1994: Van Morrison’s live album A Night in San Francisco was released. Compiled from performances at the Masonic Auditorium in San Francisco and the Mystic Theater in Petaluma, California, the album features contributions from guests that include Candy Dulfer, John Lee Hooker, Junior Wells and Jimmy Witherspoon, James Hunter, Brian Kennedy, Georgie Fame, and Morrison’s daughter Shana.
1995: Chuck Berry, Little Richard, and Fats Domino performed on stage together for the first time in Sheffield, England as part of a series of UK shows titled Born to Rock ‘n’ Roll.
2005: Magic Time by Van Morrison was released.
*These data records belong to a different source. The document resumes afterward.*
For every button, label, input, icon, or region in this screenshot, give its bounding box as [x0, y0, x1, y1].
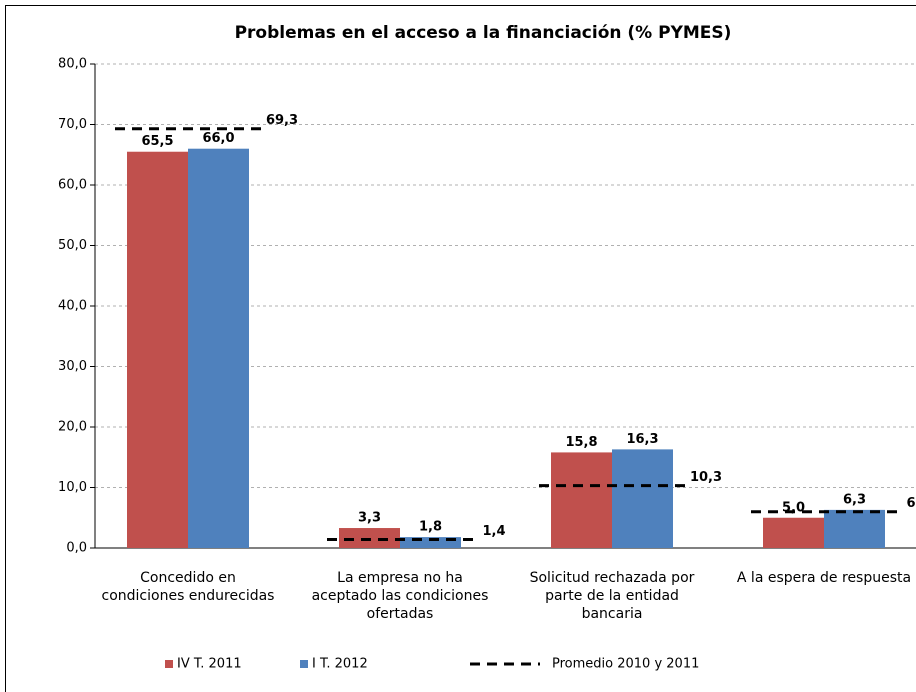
- legend-label: IV T. 2011: [177, 657, 242, 672]
- x-tick-label: aceptado las condiciones: [312, 588, 489, 604]
- bar: [763, 517, 824, 548]
- data-label: 1,4: [482, 524, 505, 539]
- data-label: 6,3: [843, 492, 866, 507]
- legend-label: I T. 2012: [312, 657, 368, 672]
- legend-swatch: [300, 660, 308, 668]
- data-label: 3,3: [358, 511, 381, 526]
- y-tick-label: 50,0: [58, 238, 87, 253]
- data-label: 15,8: [565, 435, 597, 450]
- bar: [400, 537, 461, 548]
- y-tick-label: 70,0: [58, 117, 87, 132]
- data-label: 66,0: [202, 131, 234, 146]
- bar: [551, 452, 612, 548]
- bar: [339, 528, 400, 548]
- data-label: 16,3: [626, 432, 658, 447]
- bar: [127, 151, 188, 548]
- x-tick-label: A la espera de respuesta: [737, 570, 911, 586]
- bar: [188, 148, 249, 548]
- legend-label: Promedio 2010 y 2011: [552, 657, 699, 672]
- bar: [824, 509, 885, 548]
- data-label: 6,0: [906, 496, 916, 511]
- data-label: 10,3: [690, 470, 722, 485]
- y-tick-label: 0,0: [66, 541, 87, 556]
- y-tick-label: 60,0: [58, 178, 87, 193]
- x-tick-label: ofertadas: [367, 606, 434, 622]
- x-tick-label: condiciones endurecidas: [102, 588, 275, 604]
- legend-swatch: [165, 660, 173, 668]
- y-tick-label: 20,0: [58, 420, 87, 435]
- x-tick-label: La empresa no ha: [337, 570, 463, 586]
- x-tick-label: parte de la entidad: [545, 588, 679, 604]
- bar: [612, 449, 673, 548]
- chart-title: Problemas en el acceso a la financiación…: [235, 23, 732, 43]
- y-tick-label: 80,0: [58, 57, 87, 72]
- y-tick-label: 40,0: [58, 299, 87, 314]
- data-label: 69,3: [266, 113, 298, 128]
- y-tick-label: 30,0: [58, 359, 87, 374]
- y-tick-label: 10,0: [58, 480, 87, 495]
- x-tick-label: Solicitud rechazada por: [530, 570, 695, 586]
- data-label: 1,8: [419, 520, 442, 535]
- data-label: 65,5: [141, 134, 173, 149]
- x-tick-label: bancaria: [582, 606, 643, 622]
- x-tick-label: Concedido en: [140, 570, 236, 586]
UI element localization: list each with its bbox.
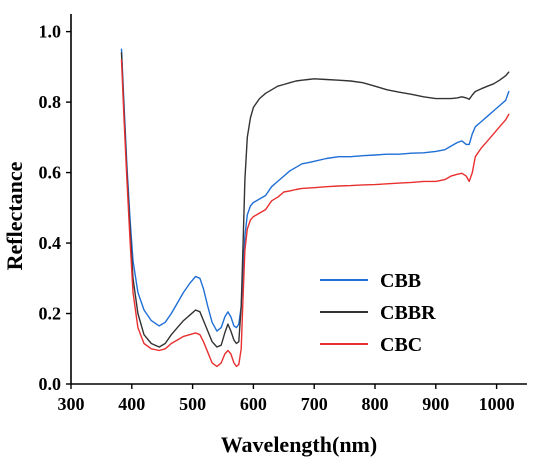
legend-label-cbc: CBC [380,334,422,356]
series-line-cbbr [120,52,510,348]
x-axis-title: Wavelength(nm) [221,432,377,457]
x-tick-label: 300 [58,394,85,414]
x-tick-label: 900 [422,394,449,414]
y-tick-label: 0.6 [39,163,62,183]
series-line-cbc [120,59,510,368]
x-tick-label: 1000 [479,394,515,414]
x-tick-label: 600 [240,394,267,414]
y-tick-label: 0.4 [39,233,62,253]
legend: CBB CBBR CBC [320,270,436,356]
y-tick-label: 0.2 [39,304,62,324]
y-tick-label: 1.0 [39,22,62,42]
x-tick-label: 500 [179,394,206,414]
axes: 300 400 500 600 700 800 900 1000 0.0 0.2 0.4 0.6 0.8… [39,14,527,414]
series-lines [120,48,510,368]
y-tick-label: 0.8 [39,92,62,112]
legend-label-cbb: CBB [380,270,421,292]
x-tick-label: 800 [362,394,389,414]
legend-label-cbbr: CBBR [380,302,436,324]
x-tick-label: 700 [301,394,328,414]
x-tick-label: 400 [118,394,145,414]
y-tick-label: 0.0 [39,374,62,394]
series-line-cbb [120,48,510,332]
y-axis-title: Reflectance [2,161,27,270]
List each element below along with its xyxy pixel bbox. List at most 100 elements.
The album debuted at #25 in the US and #3 in the UK, making it his best chart debut until Still on Top – The Greatest Hits debuted at #2 on the UK charts in 2007.
Bob Merrill, songwriter, theatrical composer, lyricist, and screenwriter who wrote a number of Broadway musicals as well as several songs that became pop hits such as “People” for Barbra Streisand, “(How Much Is) That Doggie in the Window?” for Patti Page, and “If I Knew You Were Comin’ I’d’ve Baked a Cake” for Eileen Barton, was born in Atlantic City, NJ in 1921.
Pervis Jackson, R&B singer and bass vocalist for The Spinners, was born in New Orleans, LA in 1938.
Malcolm Hale, lead guitarist, trombone player, and vocalist for Spanky and Our Gang, was born in Butte, Montanta in 1941.
Taj Mahal, blues singer-songwriter and multi-instrumentalist, was born Henry Saint Clair Fredericks in Harlem, NY in 1942.
Jesse Winchester, folk singer-songwriter, was born James Ridout Winchester Jr. in Bossier City, LA in 1944.
Bill Bruford, songwriter, producer, drummer, percussionist, and founding member of Yes who later played with King Crimson, Genesis, and his own band, Bruford, was born in Sevenoaks, Kent, England in 1949.
Keith, singer best known for his 1966 hit “98.6”, was born James Barry Keefer in Philadelphia, PA in 1949.
Howard Ashman, playwright, lyricist, and stage director who collaborated with composer Alan Menken and is widely known for his work on several Walt Disney animated films, was born in Baltimore, MD in 1950.
Roy Adams, drummer for Climax Blues Band, was born in Birmingham, England in 1952.
George “Lightnin’ Licks” Johnson, half of the funk and R&B duo The Brothers Johnson with his brother Louis, was born in 1953.
Alan Rankine, keyboardist, guitarist, producer, and co-founder of the Associates, was born in Bridge of Allan, Scotland in 1958.
Enya, singer, songwriter, record producer, and musician, was born Eithne Pádraigín Ní Bhraonáin in Gweedore, County Donegal, Ireland in 1961.
Tracey Bryn, co-lead vocalist for Voice of the Beehive, was born in Encino, CA in 1962.
Page McConnell, multi-instrumentalist best known as the keyboardist and a songwriter for Phish, was born in Philadelphia, PA in 1963.
Trent Reznor, singer, songwriter, musician, record producer, composer, and founder of Nine Inch Nails, was born in New Castle, PA in 1965.
Simon Friend, guitarist for the Levellers, was born in London, England in 1967.
Josh Homme, singer, songwriter, producer, and founder of Queens of the Stone Age, was born in Joshua Tree, CA in 1973.